Thoughts about ExecutionEngine/MCJIT interface

Hi,

I think ExecutionEngine as a common interface for both Interpreter and MCJIT is almost useless in the current form. There are separated methods in ExecutionEngine for similar or the same features provided by Interpreter and MCJIT, i.e. to get a pointer to function you should call getPointerToFunction() for Interpreter or getFunctionAddress() for MCJIT.

Personally, I’m using MCJIT and wish to have access to some methods not available from ExecutionEngine. E.g. I would like to use getSymbolAddress() instead of getFunctionAddress() sometimes as getFunctionAddress() do some additional work what I’m sure has be done already.

Maybe it’s time face the truth that Interpreter and MCJIT based solutions are not so similar and different interfaces are needed.

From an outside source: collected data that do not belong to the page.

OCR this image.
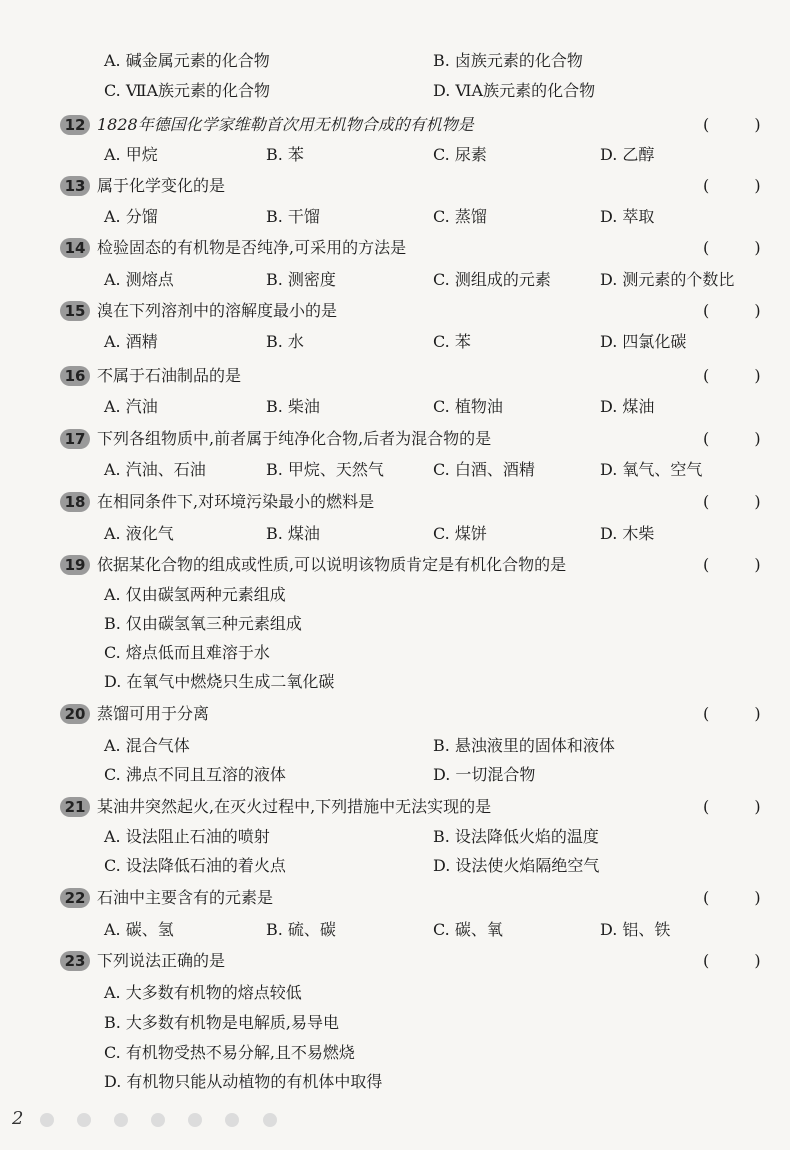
A. 碱金属元素的化合物	B. 卤族元素的化合物
C. ⅦA族元素的化合物	D. ⅥA族元素的化合物
12 1828年德国化学家维勒首次用无机物合成的有机物是	( )
A. 甲烷	B. 苯	C. 尿素	D. 乙醇
13 属于化学变化的是	( )
A. 分馏	B. 干馏	C. 蒸馏	D. 萃取
14 检验固态的有机物是否纯净,可采用的方法是	( )
A. 测熔点	B. 测密度	C. 测组成的元素	D. 测元素的个数比
15 溴在下列溶剂中的溶解度最小的是	( )
A. 酒精	B. 水	C. 苯	D. 四氯化碳
16 不属于石油制品的是	( )
A. 汽油	B. 柴油	C. 植物油	D. 煤油
17 下列各组物质中,前者属于纯净化合物,后者为混合物的是	( )
A. 汽油、石油	B. 甲烷、天然气	C. 白酒、酒精	D. 氧气、空气
18 在相同条件下,对环境污染最小的燃料是	( )
A. 液化气	B. 煤油	C. 煤饼	D. 木柴
19 依据某化合物的组成或性质,可以说明该物质肯定是有机化合物的是	( )
A. 仅由碳氢两种元素组成
B. 仅由碳氢氧三种元素组成
C. 熔点低而且难溶于水
D. 在氧气中燃烧只生成二氧化碳
20 蒸馏可用于分离	( )
A. 混合气体	B. 悬浊液里的固体和液体
C. 沸点不同且互溶的液体	D. 一切混合物
21 某油井突然起火,在灭火过程中,下列措施中无法实现的是	( )
A. 设法阻止石油的喷射	B. 设法降低火焰的温度
C. 设法降低石油的着火点	D. 设法使火焰隔绝空气
22 石油中主要含有的元素是	( )
A. 碳、氢	B. 硫、碳	C. 碳、氧	D. 铝、铁
23 下列说法正确的是	( )
A. 大多数有机物的熔点较低
B. 大多数有机物是电解质,易导电
C. 有机物受热不易分解,且不易燃烧
D. 有机物只能从动植物的有机体中取得
2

Or maybe some unification is possible?

My propositions / discussion starting points:

  1. Expose MCJIT header in public API. It will allow users to cast ExecutionEngine instance to MCJIT instance.
  2. Separate Interpreter and MCJIT interfaces and add them to API. ExecutionEngine can still be a base class for real common part (like module list).
  3. Try to alter ExecutionEngine interface to unify common Interpreter and MCJIT features. Is it possible to have one getFunction() method?
  • Paweł

Hi Pawel,

I agree. ExecutionEngine, in its current form, is unhelpful. I’d be in favor of cutting the common interface back to something like:

class ExecutionEngine {
public:
virtual void addModule(std::unique_ptr M) = 0;
virtual void* getGlobalValueAddress(const GlobalValue *GV) = 0;
virtual GenericValue runFunction(const Function *F,
const std::vector &Args) = 0;
};

That’s the obvious common functionality that both the interpreter and MCJIT provide. Beyond that I think things get pretty implementation specific.

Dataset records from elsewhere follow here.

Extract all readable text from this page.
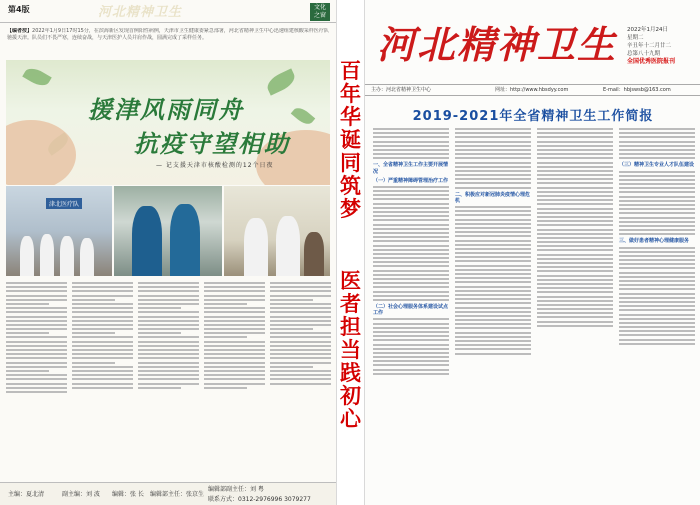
第4版	河北精神卫生	文化之窗
【编者按】2022年1月9日17时15分，在滨海新区发现首例阳性病例，天津市卫生健康委紧急部署，河北省精神卫生中心迅速组建核酸采样医疗队驰援天津。队员们不畏严寒，连续奋战，与天津医护人员并肩作战，圆满完成了采样任务。
援津风雨同舟
抗疫守望相助
— 记支援天津市核酸检测的12个日夜
津北医疗队
主编：夏北清	副主编：刘 波 编辑：张 长 编辑部主任：张京生
编辑部副主任：刘 粤
联系方式：0312-2976996 3079277
百
年
华
诞
同
筑
梦
医
者
担
当
践
初
心
河北精神卫生 2022年1月24日
星期二
辛丑年十二月廿二
总第八十九期
全国优秀医院报刊
主办：河北省精神卫生中心	网址：http://www.hbsdyy.com	E-mail：hbjswsb@163.com
2019-2021年全省精神卫生工作简报
一、全省精神卫生工作主要开展情况
（一）严重精神障碍管理治疗工作
（二）社会心理服务体系建设试点工作
二、积极应对新冠肺炎疫情心理危机
（三）精神卫生专业人才队伍建设
三、做好患者精神心理健康服务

For what it’s worth, this is an issue that I’m trying to address with the new Orc JIT APIs. Those expose the internals directly to give you more control. If you don’t want to be able to switch the underlying execution-engine, they may be a good fit for your use-case.

Cheers,
Lang.

Another question: Lang, when do you think it’ll be ok to move it to the C Bindings?

Hi Hayden,

Which aspect are you interested in seeing C bindings for?

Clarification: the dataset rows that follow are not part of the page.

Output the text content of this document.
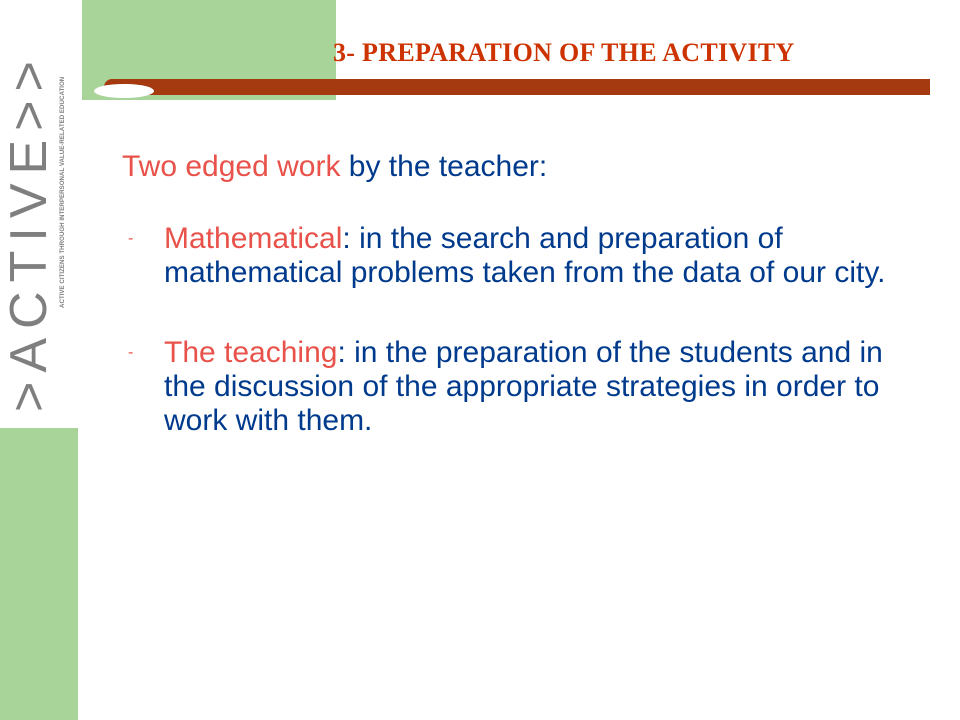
>ACTIVE>> ACTIVE CITIZENS THROUGH INTERPERSONAL VALUE-RELATED EDUCATION
3- PREPARATION OF THE ACTIVITY

Two edged work by the teacher:

- Mathematical: in the search and preparation of mathematical problems taken from the data of our city.
- The teaching: in the preparation of the students and in the discussion of the appropriate strategies in order to work with them.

ExecutionEngine already has C bindings. We’d need buy-in from clients before before we considered any change that would affect the C-API, including restricting the interface, and we’d have to provide a transition plan to avoid rev-lock. That’s probably doable though: I don’t think anyone’s particularly enamored of the current interface.

We could consider exposing MCJIT functionality via the C-API, but we’d have to carefully pin down how the aspects we expose are expected to behave.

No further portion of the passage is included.